Visual: This word looks like its hair is standing on end. It has an interesting pattern – it starts with the curvy s and then mixes verticals with the racy cross-angles of the kickers on the k’s. The u in the middle seems like a little receptacle (perhaps a cryoconite hole) or something small just hiding.
In the mouth: It’s smooth on the tip of the tongue but knocking at the back: an up-front gentleness belies a knockabout behind the scenes.
Echoes: There are a few words this one brings to mind: skull, skullcap, skunk, skink, hulk, sulk, shirk, and perhaps dulcet and sultry and lurk and maybe milk. And inculcate. It has a sound of something metallic being retracted or sheathed. Or of someone being choked.
Etymology: Like many words in English, skulk seems to come from old Scandinavian sources. It appears to be cognate with Norwegian skulka ‘lurk, lie watching’ and Danish skulke and Swedish skolka, ‘shirk, play hookey’. One interesting thing is that after being in common use in the 1200s and 1300s, this word pretty much disappeared in the 1400s and 1500s, and then reemerged after two centuries of skulking.
Collocations: Skulk around, skulk off, skulk away, skulk behind [something]. It’s not a common enough word to have a clear set of usual people who skulk.
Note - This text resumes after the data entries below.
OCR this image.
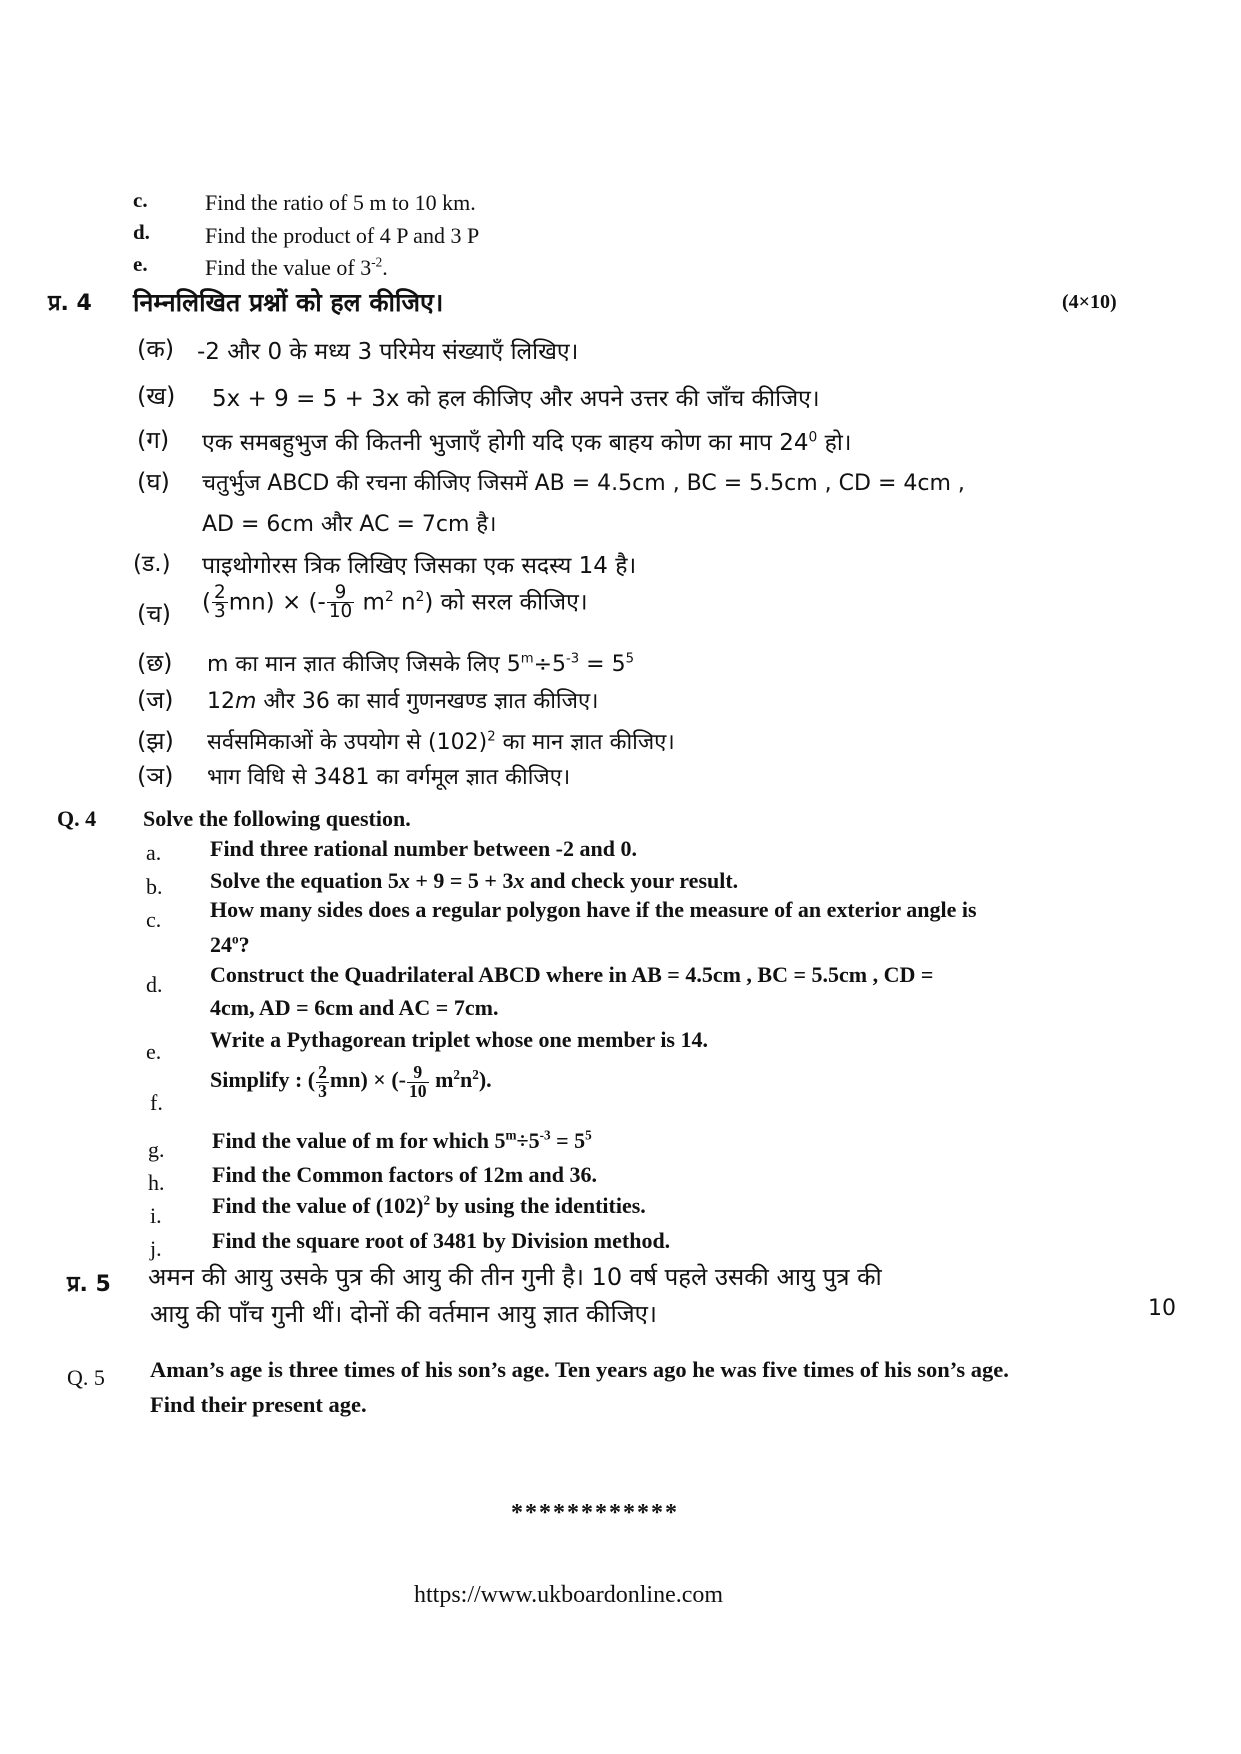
c.	Find the ratio of 5 m to 10 km.
d.	Find the product of 4 P and 3 P
e.	Find the value of $3^{-2}$.
प्र. 4 निम्नलिखित प्रश्नों को हल कीजिए।	(4×10)
(क) -2 और 0 के मध्य 3 परिमेय संख्याएँ लिखिए।
(ख) 5x + 9 = 5 + 3x को हल कीजिए और अपने उत्तर की जाँच कीजिए।
(ग) एक समबहुभुज की कितनी भुजाएँ होगी यदि एक बाहय कोण का माप $24^0$ हो।
(घ) चतुर्भुज ABCD की रचना कीजिए जिसमें AB = 4.5cm , BC = 5.5cm , CD = 4cm ,
AD = 6cm और AC = 7cm है।
(ड.) पाइथोगोरस त्रिक लिखिए जिसका एक सदस्य 14 है।
(च) ( $\frac{2}{3} mn$) × (- $\frac{9}{10} m^2$ $n^2$) को सरल कीजिए।
(छ) m का मान ज्ञात कीजिए जिसके लिए $5^m\div 5^{-3} = 5^5$
(ज) 12m और 36 का सार्व गुणनखण्ड ज्ञात कीजिए।
(झ) सर्वसमिकाओं के उपयोग से $(102)^2$ का मान ज्ञात कीजिए।
(ञ) भाग विधि से 3481 का वर्गमूल ज्ञात कीजिए।
Q. 4 Solve the following question.
a. Find three rational number between -2 and 0.
b. Solve the equation 5x + 9 = 5 + 3x and check your result.
c. How many sides does a regular polygon have if the measure of an exterior angle is
24$^o$?
d. Construct the Quadrilateral ABCD where in AB = 4.5cm , BC = 5.5cm , CD =
4cm, AD = 6cm and AC = 7cm.
e. Write a Pythagorean triplet whose one member is 14.
f.
Simplify : ( $\frac{2}{3} mn$) × (- $\frac{9}{10} m^2n^2$).
g. Find the value of m for which $5^m\div 5^{-3} = 5^5$
h. Find the Common factors of 12m and 36.
i. Find the value of $(102)^2$ by using the identities.
j. Find the square root of 3481 by Division method.
प्र. 5 अमन की आयु उसके पुत्र की आयु की तीन गुनी है। 10 वर्ष पहले उसकी आयु पुत्र की
आयु की पाँच गुनी थीं। दोनों की वर्तमान आयु ज्ञात कीजिए।	10
Q. 5 Aman’s age is three times of his son’s age. Ten years ago he was five times of his son’s age.
Find their present age.
************
https://www.ukboardonline.com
Overtones: Skulk seems like a more mobile version of lurk, the very shape of its articulation suggesting to my mind a kind of ducking and peeking. You lurk in one place; you skulk around like a would-be ninja or a pervert or some other kind of guilty party. The nucleus of the word (that vowel plus liquid) has a very dark, cloaked feeling, and the fact that it’s followed by /k/ (especially /lk/, since the /l/ has a velar coarticulation – the tongue is up at the back of the mouth) joins it to words like lurk, dark, cloak, murk, and similar words with obscure images.
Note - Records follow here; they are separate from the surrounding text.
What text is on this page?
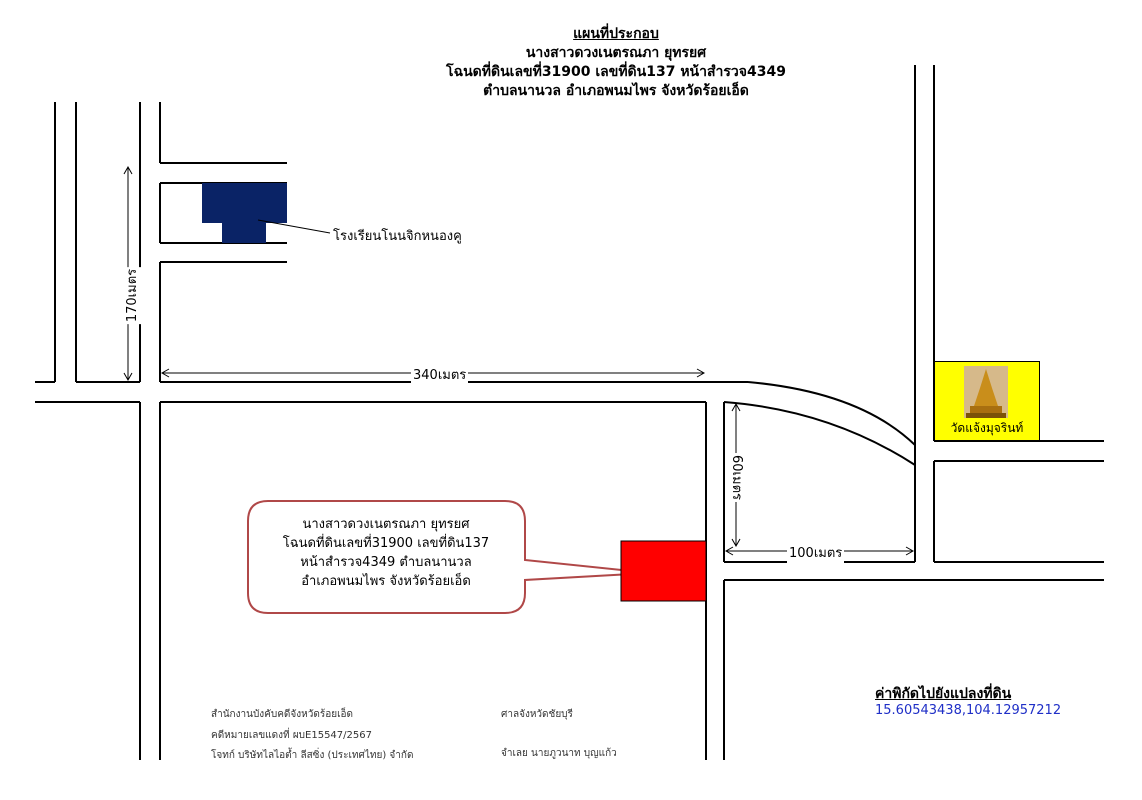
แผนที่ประกอบ
นางสาวดวงเนตรณภา ยุทรยศ
โฉนดที่ดินเลขที่31900 เลขที่ดิน137 หน้าสำรวจ4349
ตำบลนานวล อำเภอพนมไพร จังหวัดร้อยเอ็ด
โรงเรียนโนนจิกหนองคู
170เมตร
340เมตร
60เมตร
100เมตร
นางสาวดวงเนตรณภา ยุทรยศ
โฉนดที่ดินเลขที่31900 เลขที่ดิน137
หน้าสำรวจ4349 ตำบลนานวล
อำเภอพนมไพร จังหวัดร้อยเอ็ด
วัดแจ้งมุจรินท์
ค่าพิกัดไปยังแปลงที่ดิน
15.60543438,104.12957212
สำนักงานบังคับคดีจังหวัดร้อยเอ็ด
คดีหมายเลขแดงที่ ผบE15547/2567
โจทก์ บริษัทไลไอต้ำ ลีสซิ่ง (ประเทศไทย) จำกัด
ศาลจังหวัดชัยบุรี
จำเลย นายภูวนาท บุญแก้ว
Semantics: This word refers to sneaking around or to lurking in concealment. One thing is certain: it imputes dark or cowardly motives.
Where to find it: It’s more often seen in literary or high-toned prose. It’s not that it’s no good for a tabloid newspaper; indeed, tabloids spend inordinate amounts of space on personages who are skulking around doing this or that – stories gathered by reporters who skulked around a lot to get it. But it’s become a less common word, and that raises the tone. You’ll find it in Dickens and Fielding and similar greats of the kind of literature that was once read by hoi polloi but is now a hallmark of a bookworm. The word, like its readers, has gone into skulking.